“Net Neutrality” is the future of democracy

The internet might rightly be called the greatest medium of free expression in human history – but just how free is the internet?

This month a federal court ruled that Internet Service Providers (ISPs) can block or slow internet content they don’t like … or charge popular sites to be accessed. 

In other words, the company that provides your internet can also decide what you see on it.

The ruling has caused an uproar, with everyone from government regulators to high-tech companies trying to decide what to do next.  Many of them argue that the principle of “net neutrality” – the idea that every site on the internet should be treated equally by ISPs – is essential to preserving the potential for the internet as a free exchange of ideas. 

For Joel Federman, a member of Saybrook’s Human Science faculty who heads its interdisciplinary concentration in Social Transformation, this discussion couldn’t be more crucial.  The future of democracy – which depends on access to information – is at stake. 

“Net neutrality is an issue of profound importance to those who believe in social justice and in expanding democratic participation in social and political life,” says Federman.  “To date, the internet has been one of the great democratizing forces in history, with much additional promise.  Net neutrality is one of the basic principles that keeps that promise alive.”

To Federman, the court’s recent ruling falls into a history of attempts to put up barriers to the right of basic civic participation … and anyone who doubts that the internet is now one of the primary venues for civic participation isn’t paying attention to the way politics are conducted, news is followed, and communities are formed today..
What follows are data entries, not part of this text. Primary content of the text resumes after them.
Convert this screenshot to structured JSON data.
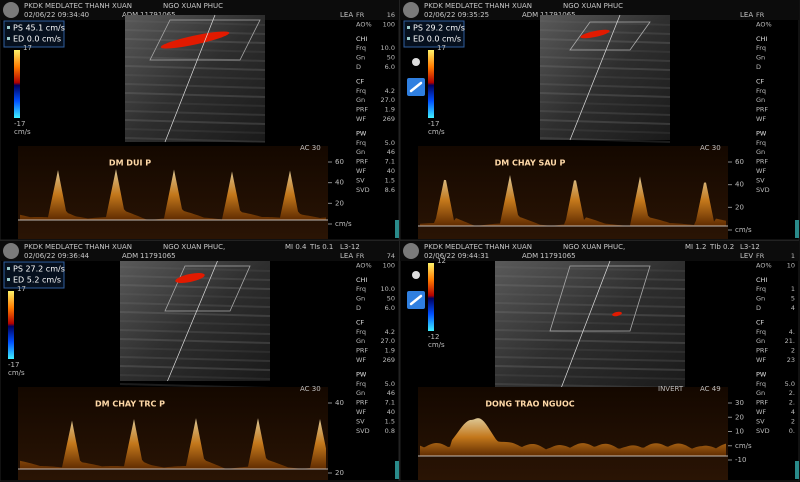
{
  "panels": [
    {
      "clinic": "PKDK MEDLATEC THANH XUAN",
      "patient": "NGO XUAN PHUC",
      "datetime": "02/06/22 09:34:40",
      "adm": "ADM",
      "patient_id": "11791065",
      "preset": "LEA",
      "measurements": [
        "PS 45.1 cm/s",
        "ED 0.0 cm/s"
      ],
      "color_scale": [
        "17",
        "-17",
        "cm/s"
      ],
      "params": [
        [
          "FR",
          "16"
        ],
        [
          "AO%",
          "100"
        ],
        [
          "CHI"
        ],
        [
          "Frq",
          "10.0"
        ],
        [
          "Gn",
          "50"
        ],
        [
          "D",
          "6.0"
        ],
        [
          "CF"
        ],
        [
          "Frq",
          "4.2"
        ],
        [
          "Gn",
          "27.0"
        ],
        [
          "PRF",
          "1.9"
        ],
        [
          "WF",
          "269"
        ],
        [
          "PW"
        ],
        [
          "Frq",
          "5.0"
        ],
        [
          "Gn",
          "46"
        ],
        [
          "PRF",
          "7.1"
        ],
        [
          "WF",
          "40"
        ],
        [
          "SV",
          "1.5"
        ],
        [
          "SVD",
          "8.6"
        ]
      ],
      "doppler": {
        "label": "DM DUI P",
        "ac": "AC 30",
        "scale": [
          "60",
          "40",
          "20",
          "cm/s"
        ]
      }
    },
    {
      "clinic": "PKDK MEDLATEC THANH XUAN",
      "patient": "NGO XUAN PHUC",
      "datetime": "02/06/22 09:35:25",
      "adm": "ADM",
      "patient_id": "11791065",
      "preset": "LEA",
      "measurements": [
        "PS 29.2 cm/s",
        "ED 0.0 cm/s"
      ],
      "color_scale": [
        "17",
        "-17",
        "cm/s"
      ],
      "params": [
        [
          "FR"
        ],
        [
          "AO%"
        ],
        [
          "CHI"
        ],
        [
          "Frq"
        ],
        [
          "Gn"
        ],
        [
          "D"
        ],
        [
          "CF"
        ],
        [
          "Frq"
        ],
        [
          "Gn"
        ],
        [
          "PRF"
        ],
        [
          "WF"
        ],
        [
          "PW"
        ],
        [
          "Frq"
        ],
        [
          "Gn"
        ],
        [
          "PRF"
        ],
        [
          "WF"
        ],
        [
          "SV"
        ],
        [
          "SVD"
        ]
      ],
      "doppler": {
        "label": "DM CHAY SAU P",
        "ac": "AC 30",
        "scale": [
          "60",
          "40",
          "20",
          "cm/s"
        ]
      }
    },
    {
      "clinic": "PKDK MEDLATEC THANH XUAN",
      "patient": "NGO XUAN PHUC,",
      "datetime": "02/06/22 09:36:44",
      "adm": "ADM",
      "patient_id": "11791065",
      "indices": [
        "MI 0.4",
        "TIs 0.1"
      ],
      "probe": "L3-12",
      "preset": "LEA",
      "measurements": [
        "PS 27.2 cm/s",
        "ED 5.2 cm/s"
      ],
      "color_scale": [
        "17",
        "-17",
        "cm/s"
      ],
      "params": [
        [
          "FR",
          "74"
        ],
        [
          "AO%",
          "100"
        ],
        [
          "CHI"
        ],
        [
          "Frq",
          "10.0"
        ],
        [
          "Gn",
          "50"
        ],
        [
          "D",
          "6.0"
        ],
        [
          "CF"
        ],
        [
          "Frq",
          "4.2"
        ],
        [
          "Gn",
          "27.0"
        ],
        [
          "PRF",
          "1.9"
        ],
        [
          "WF",
          "269"
        ],
        [
          "PW"
        ],
        [
          "Frq",
          "5.0"
        ],
        [
          "Gn",
          "46"
        ],
        [
          "PRF",
          "7.1"
        ],
        [
          "WF",
          "40"
        ],
        [
          "SV",
          "1.5"
        ],
        [
          "SVD",
          "0.8"
        ]
      ],
      "doppler": {
        "label": "DM CHAY TRC P",
        "ac": "AC 30",
        "scale": [
          "40",
          "20"
        ]
      }
    },
    {
      "clinic": "PKDK MEDLATEC THANH XUAN",
      "patient": "NGO XUAN PHUC,",
      "datetime": "02/06/22 09:44:31",
      "adm": "ADM",
      "patient_id": "11791065",
      "indices": [
        "MI 1.2",
        "TIb 0.2"
      ],
      "probe": "L3-12",
      "preset": "LEV",
      "color_scale": [
        "12",
        "-12",
        "cm/s"
      ],
      "params": [
        [
          "FR",
          "1"
        ],
        [
          "AO%",
          "10"
        ],
        [
          "CHI"
        ],
        [
          "Frq",
          "1"
        ],
        [
          "Gn",
          "5"
        ],
        [
          "D",
          "4"
        ],
        [
          "CF"
        ],
        [
          "Frq",
          "4."
        ],
        [
          "Gn",
          "21."
        ],
        [
          "PRF",
          "2"
        ],
        [
          "WF",
          "23"
        ],
        [
          "PW"
        ],
        [
          "Frq",
          "5.0"
        ],
        [
          "Gn",
          "2."
        ],
        [
          "PRF",
          "2."
        ],
        [
          "WF",
          "4"
        ],
        [
          "SV",
          "2"
        ],
        [
          "SVD",
          "0."
        ]
      ],
      "doppler": {
        "label": "DONG TRAO NGUOC",
        "invert": "INVERT",
        "ac": "AC 49",
        "scale": [
          "30",
          "20",
          "10",
          "cm/s",
          "-10"
        ]
      }
    }
  ]
}
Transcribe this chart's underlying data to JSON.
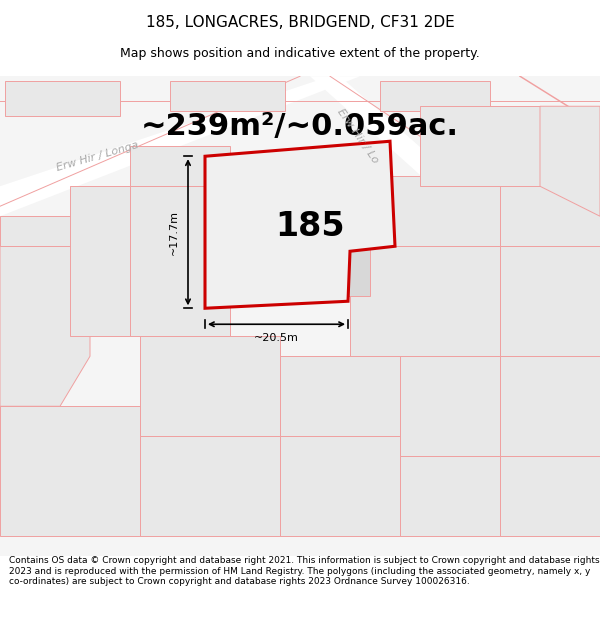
{
  "title": "185, LONGACRES, BRIDGEND, CF31 2DE",
  "subtitle": "Map shows position and indicative extent of the property.",
  "area_text": "~239m²/~0.059ac.",
  "label_185": "185",
  "dim_width": "~20.5m",
  "dim_height": "~17.7m",
  "map_bg": "#f5f5f5",
  "road_bg": "#ffffff",
  "plot_fill_main": "#e8e8e8",
  "plot_fill_inner": "#e0e0e0",
  "prop_edge_color": "#cc0000",
  "other_edge_color": "#f0a0a0",
  "dim_color": "#000000",
  "road_label_color": "#aaaaaa",
  "text_color": "#000000",
  "footer_text": "Contains OS data © Crown copyright and database right 2021. This information is subject to Crown copyright and database rights 2023 and is reproduced with the permission of HM Land Registry. The polygons (including the associated geometry, namely x, y co-ordinates) are subject to Crown copyright and database rights 2023 Ordnance Survey 100026316.",
  "fig_width": 6.0,
  "fig_height": 6.25,
  "title_fontsize": 11,
  "subtitle_fontsize": 9,
  "area_fontsize": 22,
  "label_fontsize": 24,
  "footer_fontsize": 6.5
}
“Net neutrality means that anyone with access to a computer and an internet connection has the potential to become a new voice in civil society, at all levels, from the local to the global,” he says.  “Allowing internet service providers to set further financial barriers to access the internet is like a “poll tax” for a new generation–it limits participation to those who can afford it, and allows private companies to determine the price of access. So, those interested in promoting social activism and citizen participation have a stake in preserving net neutrality.”

Federman cites some specific actions people can take, such as becoming more informed about the issue through websites like openinternetcoalition.org, or by signing the Common Cause petition to the Federal Communications Commission supporting efforts to maintain net neutrality.